Comment je suis devenu croque-mort animalier ? (vidéo)

Douar Eñvor en Breton, la terre du souvenir. C’est le nom du cimetière animalier qu’a créé Gabriel de Pimodan, au cœur d’un espace boisé à Langolen (29) Bretagne.

C’est le deuxième de ce type seulement en Bretagne. Un lieu dédié au repos et à la mémoire de nos amis à plumes, à poils ou à écailles, dans le cadre naturel et boisé du domaine de Trohanet.

Cet espace se veut une alternative à l’incinération ou à l’équarrissage de nos fidèles compagnons. Rencontre avec Gabriel de Pimodan, le créateur de ce site du souvenir.

1000 m² dans le bois de Trohanet. Cet espace accueille depuis fin août un cimetière pour animaux, « Douar Eñvor / La Terre du souvenir », le seul dans le Finistère.
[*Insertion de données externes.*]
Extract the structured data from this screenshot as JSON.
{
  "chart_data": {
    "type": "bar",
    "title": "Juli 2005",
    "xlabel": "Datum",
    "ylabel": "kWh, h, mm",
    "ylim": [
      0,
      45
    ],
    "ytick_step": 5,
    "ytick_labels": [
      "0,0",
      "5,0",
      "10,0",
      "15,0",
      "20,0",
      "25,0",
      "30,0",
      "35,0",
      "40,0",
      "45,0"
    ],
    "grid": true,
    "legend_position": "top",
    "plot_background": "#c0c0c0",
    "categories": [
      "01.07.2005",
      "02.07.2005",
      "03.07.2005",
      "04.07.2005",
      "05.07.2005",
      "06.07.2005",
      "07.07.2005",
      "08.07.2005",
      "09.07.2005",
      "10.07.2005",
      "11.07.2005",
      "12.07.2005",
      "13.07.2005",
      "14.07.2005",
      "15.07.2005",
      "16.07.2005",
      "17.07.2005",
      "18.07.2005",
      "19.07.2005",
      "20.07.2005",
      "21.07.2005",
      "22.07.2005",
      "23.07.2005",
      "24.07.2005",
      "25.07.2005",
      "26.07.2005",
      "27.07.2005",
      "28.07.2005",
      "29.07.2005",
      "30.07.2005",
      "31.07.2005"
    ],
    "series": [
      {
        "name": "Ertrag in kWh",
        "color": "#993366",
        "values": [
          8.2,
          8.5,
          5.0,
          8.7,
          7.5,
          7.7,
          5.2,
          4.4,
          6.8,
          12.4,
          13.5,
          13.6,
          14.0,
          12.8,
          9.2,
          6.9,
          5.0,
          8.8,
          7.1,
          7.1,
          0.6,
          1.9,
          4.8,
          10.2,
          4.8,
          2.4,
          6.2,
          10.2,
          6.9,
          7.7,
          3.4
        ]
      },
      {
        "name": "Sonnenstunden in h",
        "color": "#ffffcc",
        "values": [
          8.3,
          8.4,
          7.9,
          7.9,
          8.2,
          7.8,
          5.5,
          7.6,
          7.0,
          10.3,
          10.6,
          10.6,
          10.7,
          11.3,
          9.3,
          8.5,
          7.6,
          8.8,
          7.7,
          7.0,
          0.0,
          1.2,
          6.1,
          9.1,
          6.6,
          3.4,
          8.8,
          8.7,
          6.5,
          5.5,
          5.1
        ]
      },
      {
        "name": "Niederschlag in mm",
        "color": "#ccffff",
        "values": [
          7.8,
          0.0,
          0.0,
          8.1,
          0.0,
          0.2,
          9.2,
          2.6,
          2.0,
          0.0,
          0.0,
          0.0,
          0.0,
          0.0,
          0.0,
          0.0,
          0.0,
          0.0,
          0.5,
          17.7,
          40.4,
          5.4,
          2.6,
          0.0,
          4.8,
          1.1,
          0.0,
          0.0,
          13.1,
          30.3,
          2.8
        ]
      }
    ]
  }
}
A l’iniative de ce projet, un père et son fils, Baudoin et Gabriel de Pimodan. Ils ont toujours eu des animaux. Il y a dix ans, ils ont enterré chez eux leur chienne Myrtille. Ils ont alors été surpris lorsque des personnes attachées à elle avait demandé où elle était, pour pouvoir se recueillir.

Un lieu pour montrer son respect et son attachement

Leur cimetière est ouvert, accessible tout le temps. Ils proposent un système de concession, de 5 ans minimum. Les tarifs varient selon le poids de l’animal (pas plus de 40 kg de toute façon). Gabriel joue parfois le rôle d’officier de cérémonie, à la demande. Les clients viennent de toute la Bretagne. Gabriel sait qu’il répond à une demande, celle d’un lieu où rendre un hommage.
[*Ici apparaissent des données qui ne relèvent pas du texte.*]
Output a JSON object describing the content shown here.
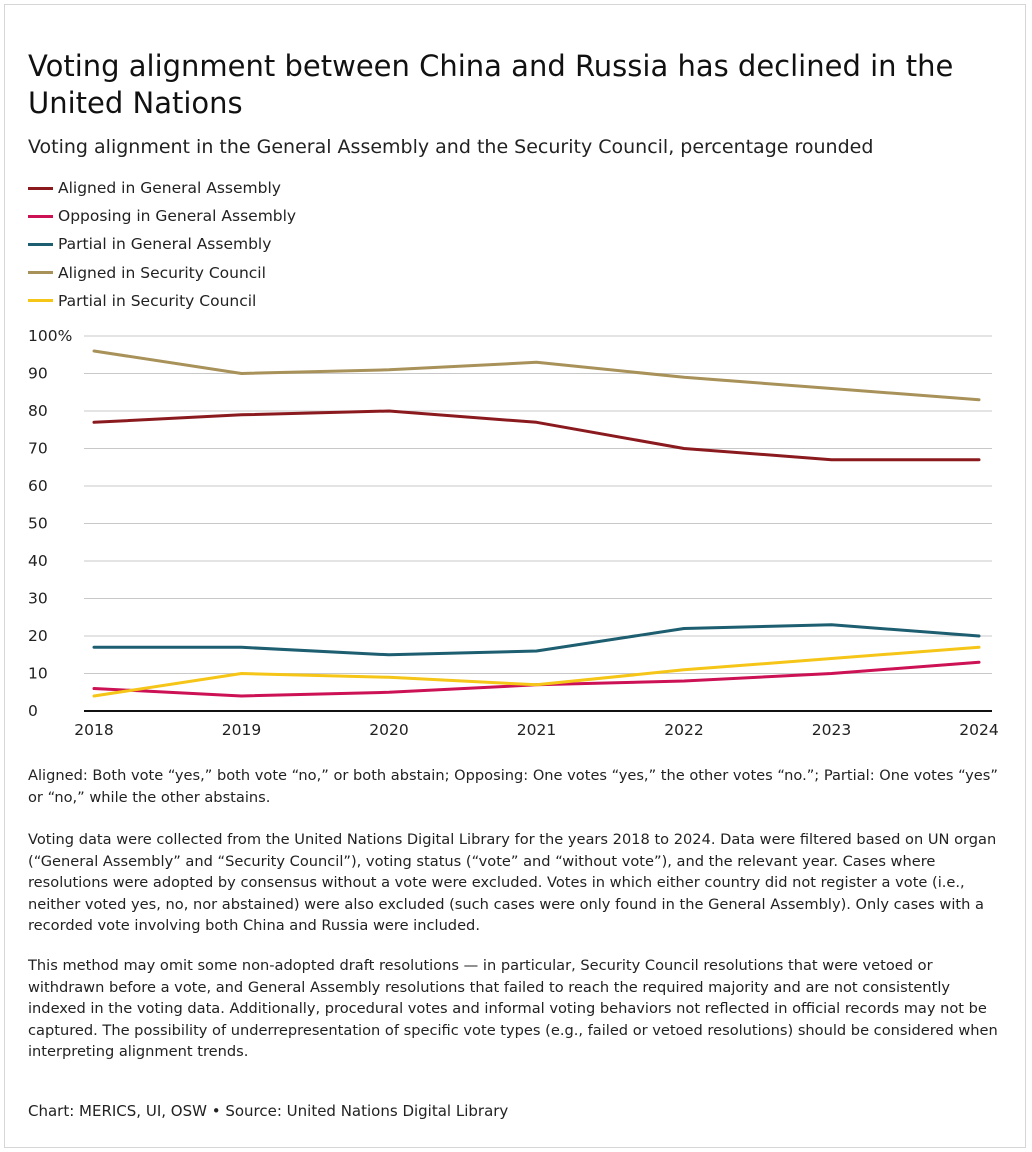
{
  "header": {
    "title": "Voting alignment between China and Russia has declined in the United Nations",
    "subtitle": "Voting alignment in the General Assembly and the Security Council, percentage rounded"
  },
  "chart_data": {
    "type": "line",
    "x": [
      "2018",
      "2019",
      "2020",
      "2021",
      "2022",
      "2023",
      "2024"
    ],
    "ylim": [
      0,
      100
    ],
    "yticks": [
      "0",
      "10",
      "20",
      "30",
      "40",
      "50",
      "60",
      "70",
      "80",
      "90",
      "100%"
    ],
    "grid": true,
    "legend_position": "top-left",
    "series": [
      {
        "name": "Aligned in General Assembly",
        "color": "#8b1a1f",
        "values": [
          77,
          79,
          80,
          77,
          70,
          67,
          67
        ]
      },
      {
        "name": "Opposing in General Assembly",
        "color": "#cc1155",
        "values": [
          6,
          4,
          5,
          7,
          8,
          10,
          13
        ]
      },
      {
        "name": "Partial in General Assembly",
        "color": "#1d5e70",
        "values": [
          17,
          17,
          15,
          16,
          22,
          23,
          20
        ]
      },
      {
        "name": "Aligned in Security Council",
        "color": "#a8925a",
        "values": [
          96,
          90,
          91,
          93,
          89,
          86,
          83
        ]
      },
      {
        "name": "Partial in Security Council",
        "color": "#f5c518",
        "values": [
          4,
          10,
          9,
          7,
          11,
          14,
          17
        ]
      }
    ]
  },
  "notes": {
    "definitions": "Aligned: Both vote “yes,” both vote “no,” or both abstain; Opposing: One votes “yes,” the other votes “no.”; Partial: One votes “yes” or “no,” while the other abstains.",
    "methodology": "Voting data were collected from the United Nations Digital Library for the years 2018 to 2024. Data were filtered based on UN organ (“General Assembly” and “Security Council”), voting status (“vote” and “without vote”), and the relevant year. Cases where resolutions were adopted by consensus without a vote were excluded. Votes in which either country did not register a vote (i.e., neither voted yes, no, nor abstained) were also excluded (such cases were only found in the General Assembly). Only cases with a recorded vote involving both China and Russia were included.",
    "limitations": "This method may omit some non-adopted draft resolutions — in particular, Security Council resolutions that were vetoed or withdrawn before a vote, and General Assembly resolutions that failed to reach the required majority and are not consistently indexed in the voting data. Additionally, procedural votes and informal voting behaviors not reflected in official records may not be captured. The possibility of underrepresentation of specific vote types (e.g., failed or vetoed resolutions) should be considered when interpreting alignment trends."
  },
  "footer": {
    "credit": "Chart: MERICS, UI, OSW • Source: United Nations Digital Library"
  }
}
« On voulait garder une trace de son passage »

Christophe a choisi d’y enterrer Hector, son chien. C’est avec émotion qu’il évoque sa perte subite en septembre, à la suite d’un problème de santé.

« On n’a pas eu le temps de se préparer à son départ.«  Il avait entendu parler du cimetière dans la presse. L’endroit s’est tout de suite imposé, « apaisant ». « Nous ne voulions pas le laisser partir à l’équarissage. Nous voulions garder une trace de son passage, il nous a beaucoup apporté pendant huit ans et demi », raconte Christophe.

Dès qu’il le peut, il vient sur la tombe. Il apprécie les petites attentions de Gabriel, très à l’écoute dit-il.

Ouvrir un cimetière pour animaux

Pour ouvrir un tel cimetière, il faut l’autorisation de la mairie ainsi que des services d’hygiène de la préfecture.

 « Il faut être à une certaine distance des cours d’eau et des habitations » explique Gabriel. Il faut également respecter une profondeur d’au moins 1 mètre, pour éviter que d’autres animaux ne viennent déterrer les corps. « Ici nous on va jusqu’à 1m20 ». Enfin, il s’agit d’être sûr que l’animal n’a pas mordu 15 jours avant, pour assurer un suivi sur la rage.

Douar Eñvor peut accueillir entre 120 et 150 animaux.